Bug 14571 – [REG2.064] Large static arrays seem to lock up DMD
Status
RESOLVED
Resolution
FIXED
Severity
regression
Priority
P1
Component
dmd
Product
D
Version
D2
Platform
All
OS
All
Creation time
2015-05-11T06:38:00Z
Last change time
2015-07-17T18:40:45Z
Keywords
performance
Assigned to
nobody
Creator
turkeyman
Comments
Comment #0 by turkeyman — 2015-05-11T06:38:57Z
Large static arrays seem to lock up the compiler for some reason:
struct InputPoint
{
double[3] position;
ubyte[4] color;
uint pad;
}
struct GrowableArray(T, size_t chunkSize)
{
struct Chunk
{
T[chunkSize] data;
}
}
alias X = GrowableArray!(InputPoint, 1024); // <-- this compiles quickly
//alias X = GrowableArray!(InputPoint, 128*1024); // <-- this is very slow, appears to hang the compiler
I have to say, I'm kinda worried that Chunk.init is going to be some gigantic statically allocated block of data, rather than a single instance of T that is repeated 'chunkSize' times...
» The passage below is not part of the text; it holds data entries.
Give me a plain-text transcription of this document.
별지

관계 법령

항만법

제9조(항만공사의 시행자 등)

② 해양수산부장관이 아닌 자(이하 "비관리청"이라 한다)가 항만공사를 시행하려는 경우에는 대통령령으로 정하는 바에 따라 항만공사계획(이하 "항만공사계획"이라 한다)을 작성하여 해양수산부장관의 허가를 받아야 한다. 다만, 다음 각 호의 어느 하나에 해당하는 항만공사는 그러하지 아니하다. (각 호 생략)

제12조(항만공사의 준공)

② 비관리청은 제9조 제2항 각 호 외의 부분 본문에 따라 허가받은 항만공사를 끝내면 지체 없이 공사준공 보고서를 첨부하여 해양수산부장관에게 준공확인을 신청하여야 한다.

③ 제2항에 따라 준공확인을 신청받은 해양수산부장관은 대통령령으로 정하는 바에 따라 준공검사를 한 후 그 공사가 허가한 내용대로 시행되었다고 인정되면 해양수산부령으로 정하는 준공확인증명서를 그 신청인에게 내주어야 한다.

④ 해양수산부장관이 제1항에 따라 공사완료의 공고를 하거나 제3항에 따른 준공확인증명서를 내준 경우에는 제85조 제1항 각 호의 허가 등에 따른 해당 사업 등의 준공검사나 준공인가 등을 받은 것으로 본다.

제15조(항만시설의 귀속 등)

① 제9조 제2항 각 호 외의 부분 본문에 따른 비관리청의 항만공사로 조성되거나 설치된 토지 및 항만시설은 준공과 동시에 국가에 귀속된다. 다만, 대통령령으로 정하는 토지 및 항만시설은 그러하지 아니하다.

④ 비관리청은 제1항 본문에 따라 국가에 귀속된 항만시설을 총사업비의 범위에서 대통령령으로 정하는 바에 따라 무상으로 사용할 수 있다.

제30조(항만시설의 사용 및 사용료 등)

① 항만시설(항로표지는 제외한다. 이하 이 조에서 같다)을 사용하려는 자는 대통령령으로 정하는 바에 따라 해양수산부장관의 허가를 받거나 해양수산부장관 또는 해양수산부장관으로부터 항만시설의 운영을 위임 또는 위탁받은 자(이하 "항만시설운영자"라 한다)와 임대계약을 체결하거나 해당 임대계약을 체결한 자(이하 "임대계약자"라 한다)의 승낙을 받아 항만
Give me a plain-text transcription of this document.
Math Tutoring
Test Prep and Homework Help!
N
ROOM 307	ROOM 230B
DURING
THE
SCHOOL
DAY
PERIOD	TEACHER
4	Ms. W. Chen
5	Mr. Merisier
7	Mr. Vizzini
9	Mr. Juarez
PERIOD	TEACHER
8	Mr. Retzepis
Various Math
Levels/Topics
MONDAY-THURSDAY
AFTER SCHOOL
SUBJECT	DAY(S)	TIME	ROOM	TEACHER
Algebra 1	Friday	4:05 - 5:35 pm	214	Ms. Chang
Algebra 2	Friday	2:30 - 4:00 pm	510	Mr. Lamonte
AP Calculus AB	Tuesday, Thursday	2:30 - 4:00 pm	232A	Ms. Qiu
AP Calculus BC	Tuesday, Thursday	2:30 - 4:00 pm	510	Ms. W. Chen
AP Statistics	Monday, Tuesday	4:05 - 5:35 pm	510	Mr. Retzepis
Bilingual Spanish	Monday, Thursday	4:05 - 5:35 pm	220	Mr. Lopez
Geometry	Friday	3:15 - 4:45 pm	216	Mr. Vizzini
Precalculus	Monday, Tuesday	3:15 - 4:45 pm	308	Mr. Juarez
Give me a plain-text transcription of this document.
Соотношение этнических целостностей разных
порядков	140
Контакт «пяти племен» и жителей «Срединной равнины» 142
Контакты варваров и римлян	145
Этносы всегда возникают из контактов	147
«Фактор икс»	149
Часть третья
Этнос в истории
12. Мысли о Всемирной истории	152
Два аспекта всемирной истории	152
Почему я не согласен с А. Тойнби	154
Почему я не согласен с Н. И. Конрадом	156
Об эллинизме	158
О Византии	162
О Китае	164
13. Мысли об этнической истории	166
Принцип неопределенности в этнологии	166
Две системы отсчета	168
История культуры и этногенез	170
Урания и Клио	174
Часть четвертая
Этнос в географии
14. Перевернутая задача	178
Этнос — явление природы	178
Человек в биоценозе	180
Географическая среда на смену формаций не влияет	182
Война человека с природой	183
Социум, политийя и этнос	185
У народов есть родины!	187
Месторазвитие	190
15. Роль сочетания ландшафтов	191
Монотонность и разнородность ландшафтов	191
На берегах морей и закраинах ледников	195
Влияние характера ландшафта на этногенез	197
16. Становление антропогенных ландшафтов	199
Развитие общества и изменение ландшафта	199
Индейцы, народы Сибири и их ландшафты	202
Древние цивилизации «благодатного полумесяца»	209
I use patterns like this in C quite a bit. Should this should be avoided in D?
DMD-Win64 0.67.1
Comment #1 by ag0aep6g — 2015-05-11T09:52:37Z
A little shell script with a reduced test case:
----
> times
for i in `seq 2 2 60`
do
cat > test.d << code
struct InputPoint
{
double position;
}
struct GrowableArray
{
InputPoint[$i*1024] data;
}
code
(echo -n "$i "; time -f %U dmd -c test.d 2>&1) | tee -a times
done
gnuplot -e 'set terminal dumb; plot "times"'
----
Output:
----
2 0.01
4 0.04
6 0.08
8 0.13
10 0.22
12 0.30
14 0.40
16 0.53
18 0.70
20 0.87
22 1.04
24 1.32
26 1.50
28 1.82
30 2.15
32 2.62
34 3.22
36 4.05
38 5.19
40 6.23
42 7.68
44 10.13
46 10.97
48 11.97
50 14.07
52 22.59
54 24.41
56 26.22
58 33.27
60 33.24
35 ++----------+----------+-----------+-----------+----------+----------++
+ + + + + "times" A A A
| |
30 ++ ++
| |
25 ++ A ++
| A |
| A |
20 ++ ++
| |
| |
15 ++ A ++
| |
| A A |
10 ++ A ++
| A |
5 ++ A A ++
| A A |
+ + + A A A A A A + + +
0 ++A--A-A-A--A-A-A--A-A-A-----------+-----------+----------+----------++
0 10 20 30 40 50 60
----
That looks quadratic. Eww.
Comment #2 by turkeyman — 2015-05-11T10:14:46Z
More amazing that a quadratic increase in compile time as a result of linear increase in array size, is that script you just produced... that is truly astonishing!
Seriously, I'm speechless. O_O
Comment #3 by dlang-bugzilla — 2015-05-12T22:20:36Z
(In reply to Vladimir Panteleev from comment #3)
> This is a regression.
>
> Introduced in https://github.com/D-Programming-Language/dmd/pull/2605
The root issue is the inefficiency of 'dt' structure in dmd backend.
Reduced test case:
struct S(T, size_t dim)
{
T[dim] data;
}
version(OK) alias X = S!( uint, 128*1024);
version(NG) alias X = S!(double, 128*1024);
If the static array element is zero value (e.g. uint.init), it's handled as "N zero bytes". If the element value is non-zero (e.g. double.init), it's handled as 131072 repetition of RealExp.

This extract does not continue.